Crise du monde agricole : Mobilisation générale des maraîchers nantais
Depuis
plusieurs mois, le monde agricole subit de plein fouet les effets d’une crise
mondiale. Pas une semaine sans action, médiatisée ou non. Une situation très
inquiétante au regard des conséquences déjà perceptibles. Les maraîchers
nantais ne ménagent pas leurs efforts et se mobilisent sur tous les fronts.
En
février, les producteurs serristes manifestaient devant le siège de GDF-Suez à
Saint Herblain. Entre l’hiver 2008 et l’hiver 2009, c’est 30% de surcout qu’ont du subir les producteurs, à cause d’un prix
du gaz non révisé.
En mai,
sous la bannière de la Fédération des Producteurs de Légumes de France, une
centaine de maraîchers, dont une douzaine de nantais, sont montés à Paris pour
dénoncer les importations massives de productions étrangères. Certains entrepôts de Grande Distribution
et de Hard-Discount ne disposaient que de 2 % de productions d’origine
française.

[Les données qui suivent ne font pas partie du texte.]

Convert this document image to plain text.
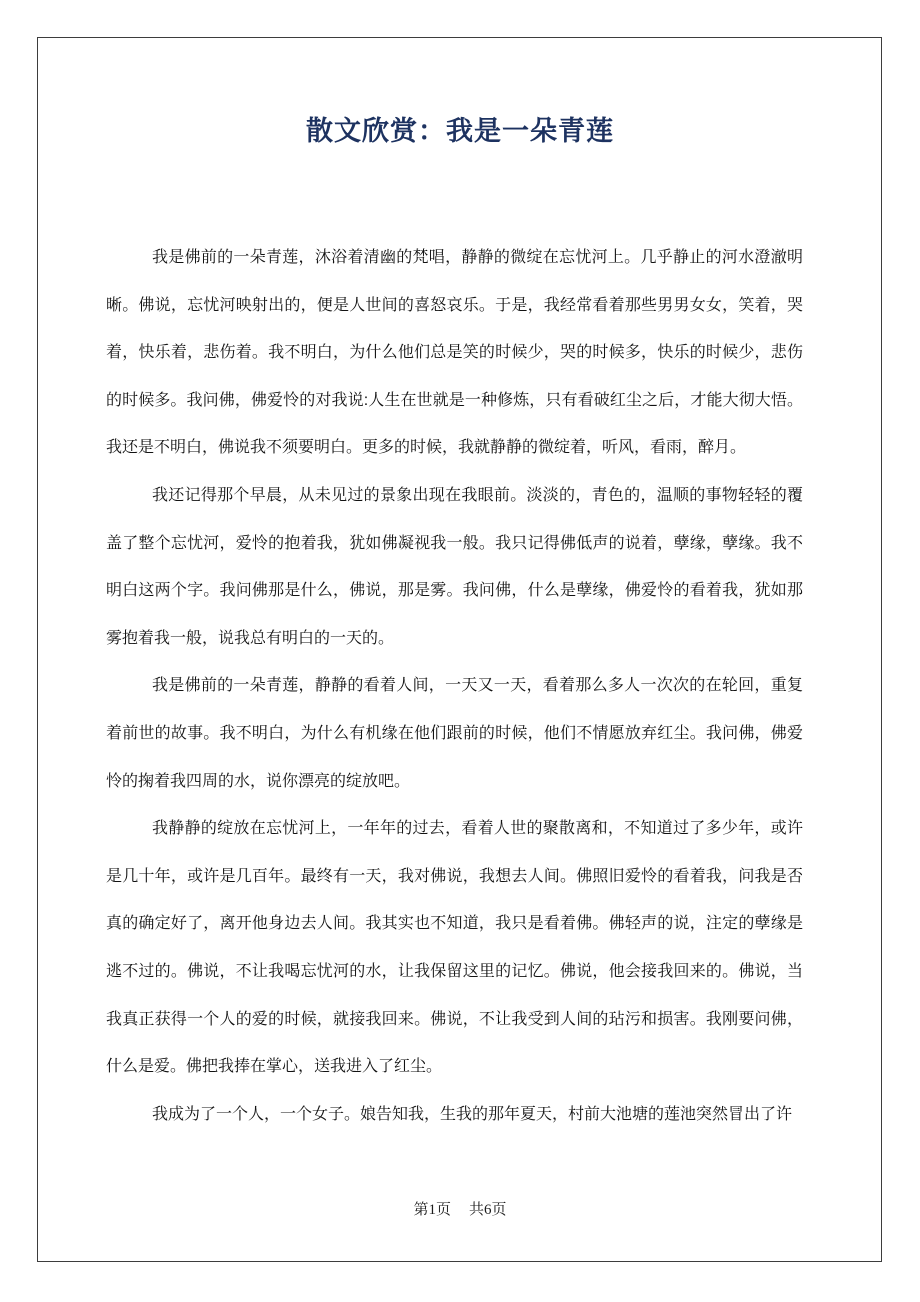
散文欣赏：我是一朵青莲

我是佛前的一朵青莲，沐浴着清幽的梵唱，静静的微绽在忘忧河上。几乎静止的河水澄澈明晰。佛说，忘忧河映射出的，便是人世间的喜怒哀乐。于是，我经常看着那些男男女女，笑着，哭着，快乐着，悲伤着。我不明白，为什么他们总是笑的时候少，哭的时候多，快乐的时候少，悲伤的时候多。我问佛，佛爱怜的对我说:人生在世就是一种修炼，只有看破红尘之后，才能大彻大悟。我还是不明白，佛说我不须要明白。更多的时候，我就静静的微绽着，听风，看雨，醉月。

我还记得那个早晨，从未见过的景象出现在我眼前。淡淡的，青色的，温顺的事物轻轻的覆盖了整个忘忧河，爱怜的抱着我，犹如佛凝视我一般。我只记得佛低声的说着，孽缘，孽缘。我不明白这两个字。我问佛那是什么，佛说，那是雾。我问佛，什么是孽缘，佛爱怜的看着我，犹如那雾抱着我一般，说我总有明白的一天的。

我是佛前的一朵青莲，静静的看着人间，一天又一天，看着那么多人一次次的在轮回，重复着前世的故事。我不明白，为什么有机缘在他们跟前的时候，他们不情愿放弃红尘。我问佛，佛爱怜的掬着我四周的水，说你漂亮的绽放吧。

我静静的绽放在忘忧河上，一年年的过去，看着人世的聚散离和，不知道过了多少年，或许是几十年，或许是几百年。最终有一天，我对佛说，我想去人间。佛照旧爱怜的看着我，问我是否真的确定好了，离开他身边去人间。我其实也不知道，我只是看着佛。佛轻声的说，注定的孽缘是逃不过的。佛说，不让我喝忘忧河的水，让我保留这里的记忆。佛说，他会接我回来的。佛说，当我真正获得一个人的爱的时候，就接我回来。佛说，不让我受到人间的玷污和损害。我刚要问佛，什么是爱。佛把我捧在掌心，送我进入了红尘。

我成为了一个人，一个女子。娘告知我，生我的那年夏天，村前大池塘的莲池突然冒出了许

第1页 共6页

Les produits importés étaient le plus souvent de piètre qualité
et ne respectaient pas les standards de production français. Un comble à
l’heure européenne alors que les distorsions de concurrence sont plus présentes
que jamais.
Début
juillet, la Fédération des Maraîchers Nantais a reçu M. le Député Jacques
Remiller, Président du groupe d’études sur les fruits et les légumes de
l’Assemblée Nationale. Une bonne occasion de découvrir la dynamique forte mais
aujourd’hui fragilisée de cette filière. En effet, le Maraîchage Nantais a
toujours été une vitrine technologique se développant sur des innovations
techniques et des pratiques culturales reconnues nationalement. Cependant, l’avenir
est aujourd’hui assombri, surtout quand M. le Député Jacques Remiller découvre
les distorsions de concurrence sur les salaires agricoles. En France, le coût horaire
minimum est 80% plus élevé qu’en Allemagne. Cette situation a pour
conséquence une baisse des surfaces agricoles de 15 % tandis qu’elles
augmentent de 21 % en Allemagne. Avec des coûts de production aussi faibles,
pas étonnant que les Grandes Distributions françaises soient tentées d’acheter
les légumes à l’étranger. Importer certaines productions étrangères (malgré une
distance de plusieurs centaines de kilomètres) revient moins cher qu’acheter
des productions locales.
Fin
juillet, ce sont les marges abusives des Grandes Distributions que souhaitent
contester les Jeunes Maraîchers Nantais. Les producteurs se scandalisent de
voir du poireau vendus à 0,45 € se
retrouvent dans les rayons à parfois plus de 2 €.A ce prix, pas étonnant
que les consommateurs boudent les fruits et légumes. Mais le comble est que le
prix payé au producteur ne cesse de baisser entrainant une dégradation destrésoreries des exploitations.